L'amour dans les forêts

Article Article

Critique de "Simple comme Sylvain", de Monia Chokri (sortie le 8 novembre 2023). Sophia, la bien nommée prof de philo, a le coup de foudre pour Sylvain, le charpentier qui s'occupe de rénover sa résidence secondaire perdue dans les forêts. Pour vivre cette passion partagée, elle quitte son mari et se met en couple avec celui qui représente pour elle l'aboutissement du désir et le refus d'une norme étouffante. Mais, si simples que soient Sylvain et le sentiment que Sophia éprouve pour lui, leur relation le sera-t-elle pour autant?

L'amour dans les forêts

Une jolie comédie romantique comme succès surprise de l'automne : pas si simple de s'imposer comme un modèle du genre ; c'est pourtant ce que Monia Chokri réussit à faire.

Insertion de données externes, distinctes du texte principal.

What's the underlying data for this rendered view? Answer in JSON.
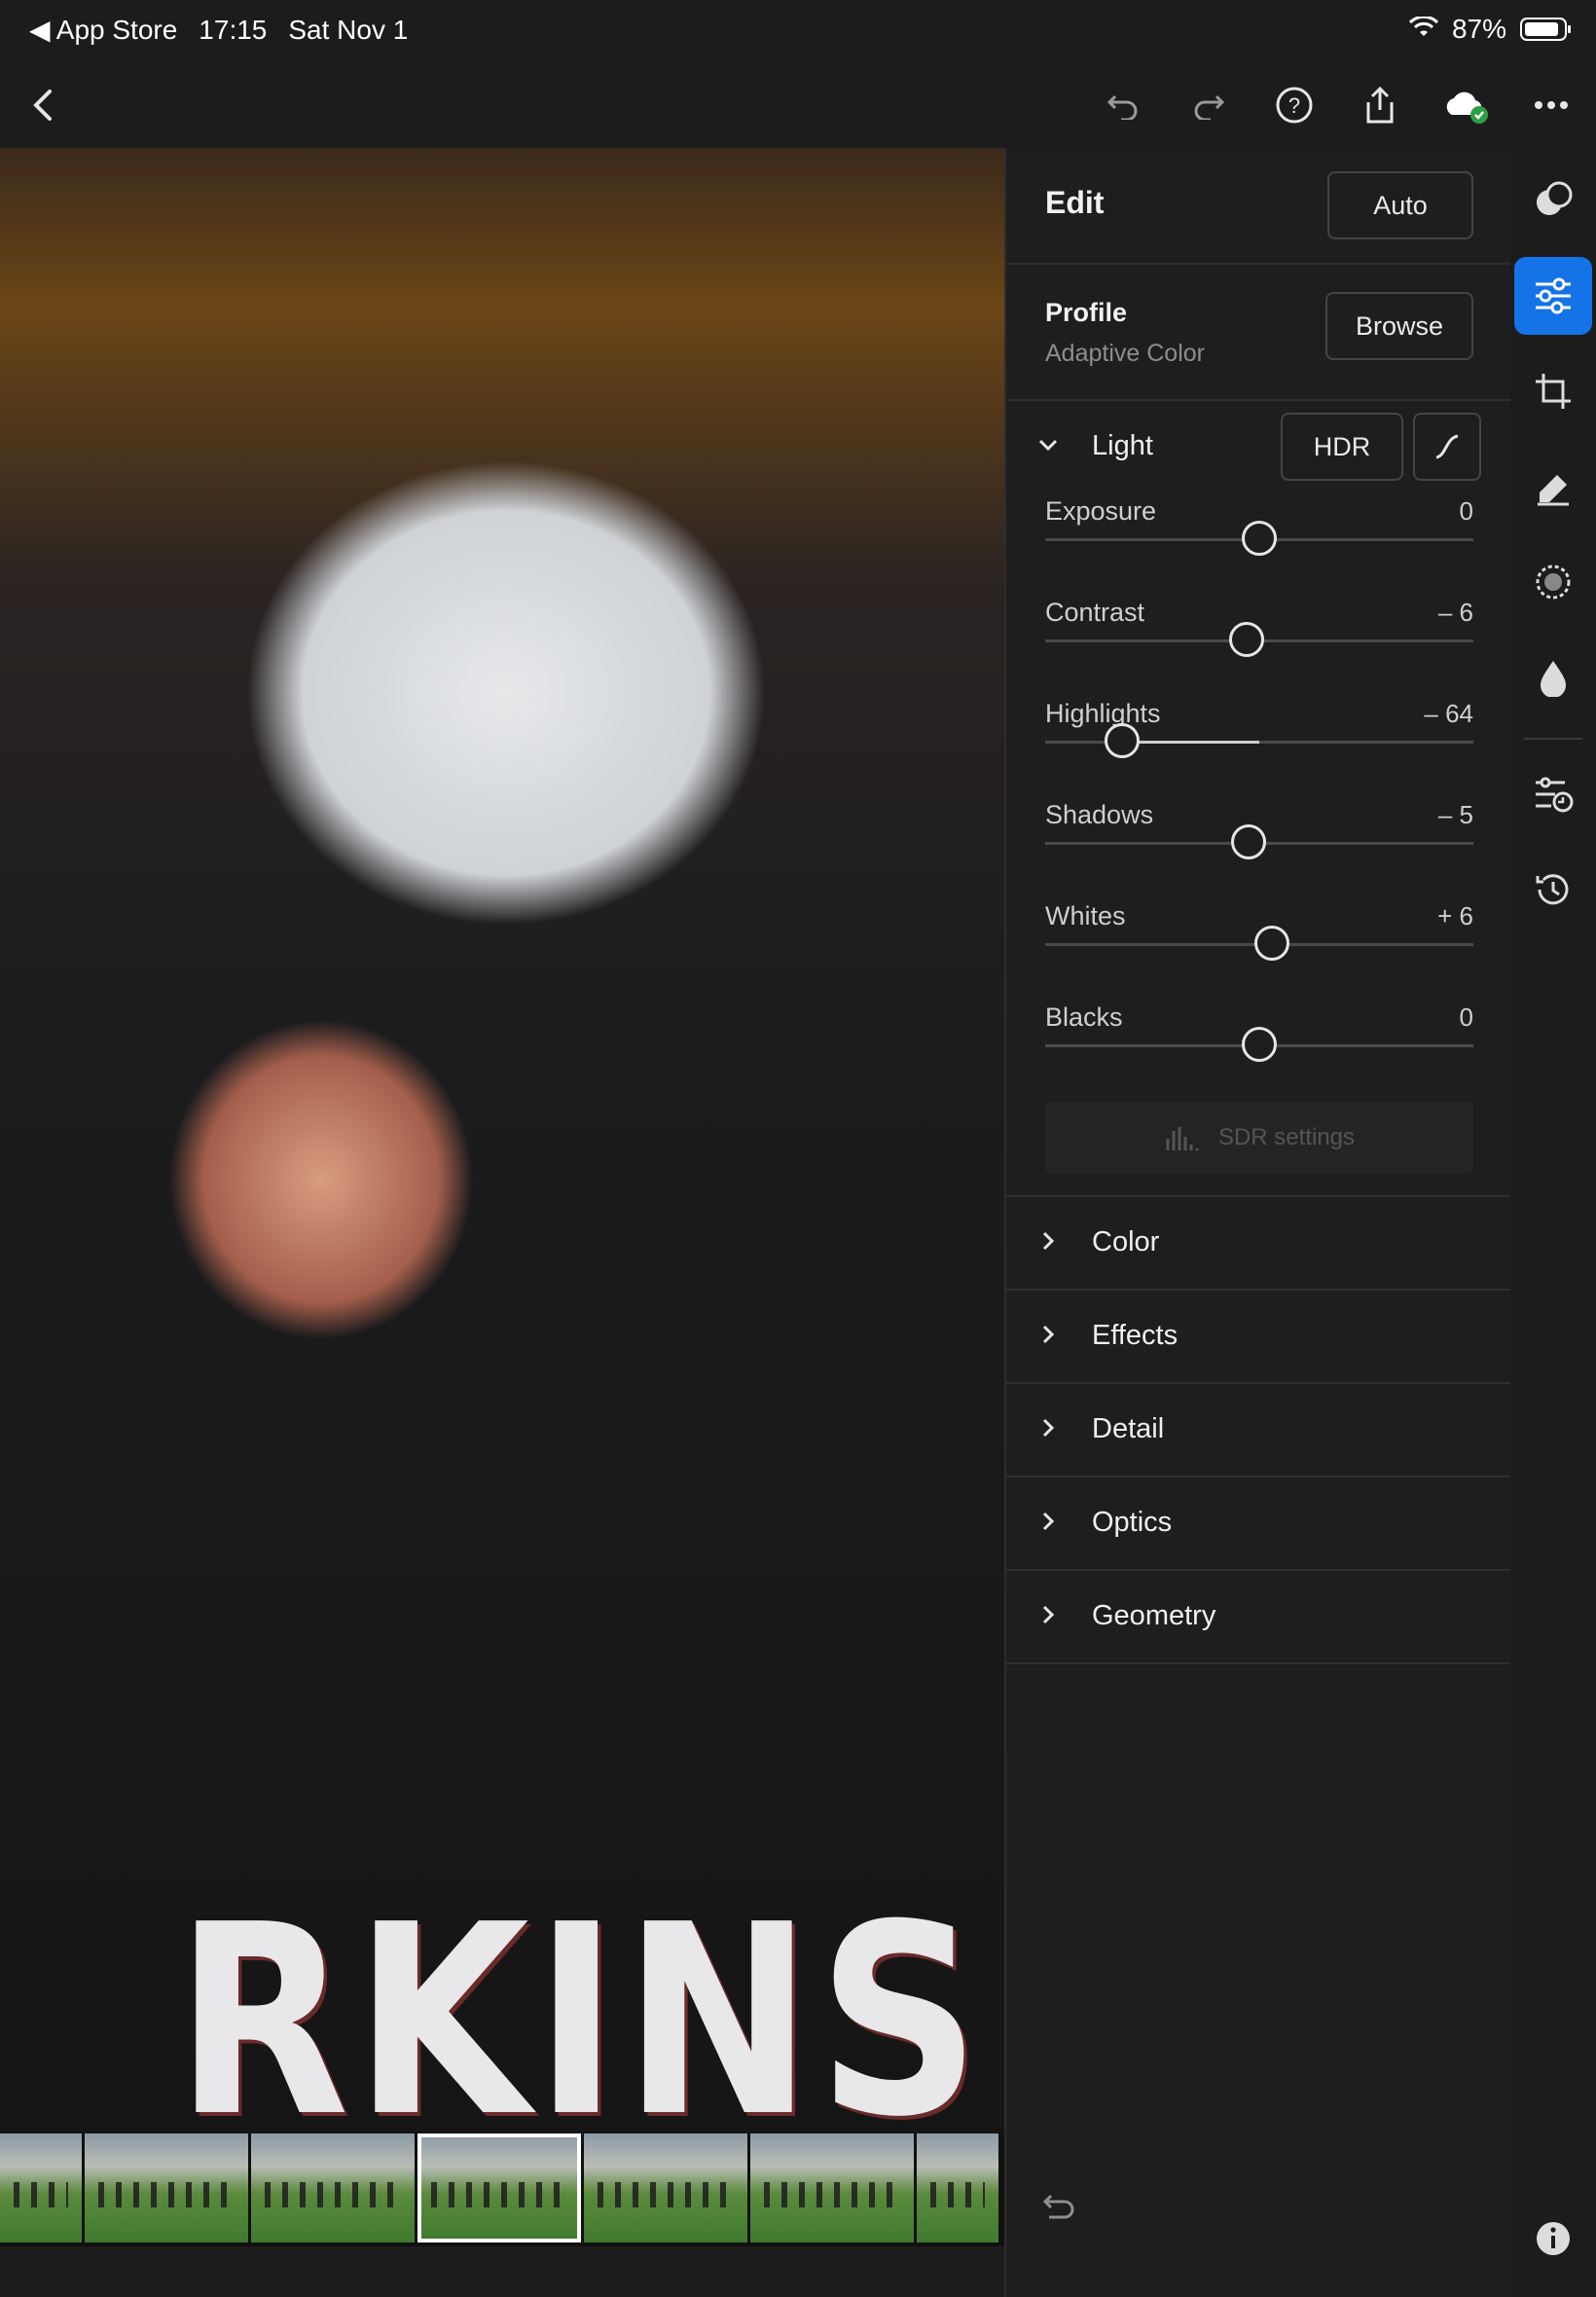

De Monia Chokri, on connaissait la loufoquerie et la tendance à tout oser. Mais également sa difficulté à réaliser des films tenus et aboutis, à tenir la bride à une certaine frénésie qui lui faisait parfois oublier qu'elle tenait un sujet. Avec Simple comme Sylvain, elle semble s'être brutalement professionnalisée, et les qualités immédiates du film évitent que l'on se demande si elle se l'est imposée, tant tout va de soi dans cette comédie romantique conjuguant constamment une forme génialement drôle et légère et un thème qui est toujours pris au sérieux. 

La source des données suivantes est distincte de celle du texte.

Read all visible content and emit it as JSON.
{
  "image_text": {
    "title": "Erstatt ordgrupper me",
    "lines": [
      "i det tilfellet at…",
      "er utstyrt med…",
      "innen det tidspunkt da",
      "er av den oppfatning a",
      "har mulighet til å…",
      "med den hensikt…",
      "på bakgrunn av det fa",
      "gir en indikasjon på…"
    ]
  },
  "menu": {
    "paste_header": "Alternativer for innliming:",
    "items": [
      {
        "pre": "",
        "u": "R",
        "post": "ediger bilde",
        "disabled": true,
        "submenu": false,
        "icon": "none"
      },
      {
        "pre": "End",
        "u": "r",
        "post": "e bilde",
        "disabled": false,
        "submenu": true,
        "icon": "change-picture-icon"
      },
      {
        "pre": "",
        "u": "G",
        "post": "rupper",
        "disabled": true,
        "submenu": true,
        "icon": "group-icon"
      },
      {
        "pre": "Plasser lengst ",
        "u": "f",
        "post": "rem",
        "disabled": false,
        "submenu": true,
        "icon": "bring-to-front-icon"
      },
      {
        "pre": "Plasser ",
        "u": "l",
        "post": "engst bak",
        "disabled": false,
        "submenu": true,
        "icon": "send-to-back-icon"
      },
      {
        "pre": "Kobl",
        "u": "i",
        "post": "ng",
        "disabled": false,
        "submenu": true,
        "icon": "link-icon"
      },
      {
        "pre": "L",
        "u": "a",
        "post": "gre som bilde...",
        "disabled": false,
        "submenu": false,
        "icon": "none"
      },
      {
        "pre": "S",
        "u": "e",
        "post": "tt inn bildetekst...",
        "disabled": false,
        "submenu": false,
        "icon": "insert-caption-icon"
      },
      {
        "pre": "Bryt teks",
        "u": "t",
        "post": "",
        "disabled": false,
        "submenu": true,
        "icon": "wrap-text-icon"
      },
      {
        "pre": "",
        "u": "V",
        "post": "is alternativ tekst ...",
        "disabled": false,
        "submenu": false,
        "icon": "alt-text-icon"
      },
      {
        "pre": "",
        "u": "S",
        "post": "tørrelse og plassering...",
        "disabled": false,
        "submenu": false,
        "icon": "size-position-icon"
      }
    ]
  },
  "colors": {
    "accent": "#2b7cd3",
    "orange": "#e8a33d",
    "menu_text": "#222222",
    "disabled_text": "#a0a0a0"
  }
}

C'est bien parce que l'amour n'est jamais tourné à la dérision, au contraire de tout le reste, que le film percute autant. Le sentiment devient ainsi un objet d'investigation philosophique, grâce à des séquences de vulgarisation qui ponctuent ce film qui ne l'est jamais, vulgaire. En expérimentant l'amour véritable, Sophia va passer de la théorie à la pratique et se confirmer ce qu'elle savait déjà : l'amour n'est jamais simple et c'est le temps qui permet de le définir et d'en résoudre l'énigme. Tout l'enjeu du film devient ainsi de savoir de quelle définition de l'amour se rapprochera cette attirance évidente. 

Monia Chokri se plaît à explorer la transgression sociale et les différences qui ne manquent d'exister entre Sophia, la bourge intello, et Sylvain, l'homme du peuple. Des différences d'ordre langagier et émotionnel - dans le vécu comme dans l'expression - qui semblent prévaloir sur les écarts sociétaux. Ou plutôt qui semblent en être la principale cause, au-delà du décalage culturel - Rimbaud vs Sardou... De par sa mise en scène, privilégiant souvent les cadrages tronqués et les jeux de miroir, elle nous fait ressentir que cette rencontre n'est jamais complète et que la plénitude n'est qu'illusion. Magalie Lépine Blondeau et Pierre-Yves Cardinal, à la fois magnétiques et d'une fraîcheur primesautière, illustrent constamment et excellemment cette évidence sentimentale. Mais c'est le réel, et lui seul, qui permet d'évaluer la solidité du lien. C'est un peu tarte, mais c'est par certaines scènes posées un peu comme au hasard que Monia Chokri nous le fait le mieux éprouver - on pense à cette vieille femme que la sénilité débutante de son mari confronte brutalement à la détresse. Oui, Simple comme Sylvain charme définitivement parce qu'il est moins simple qu'il en a l'air.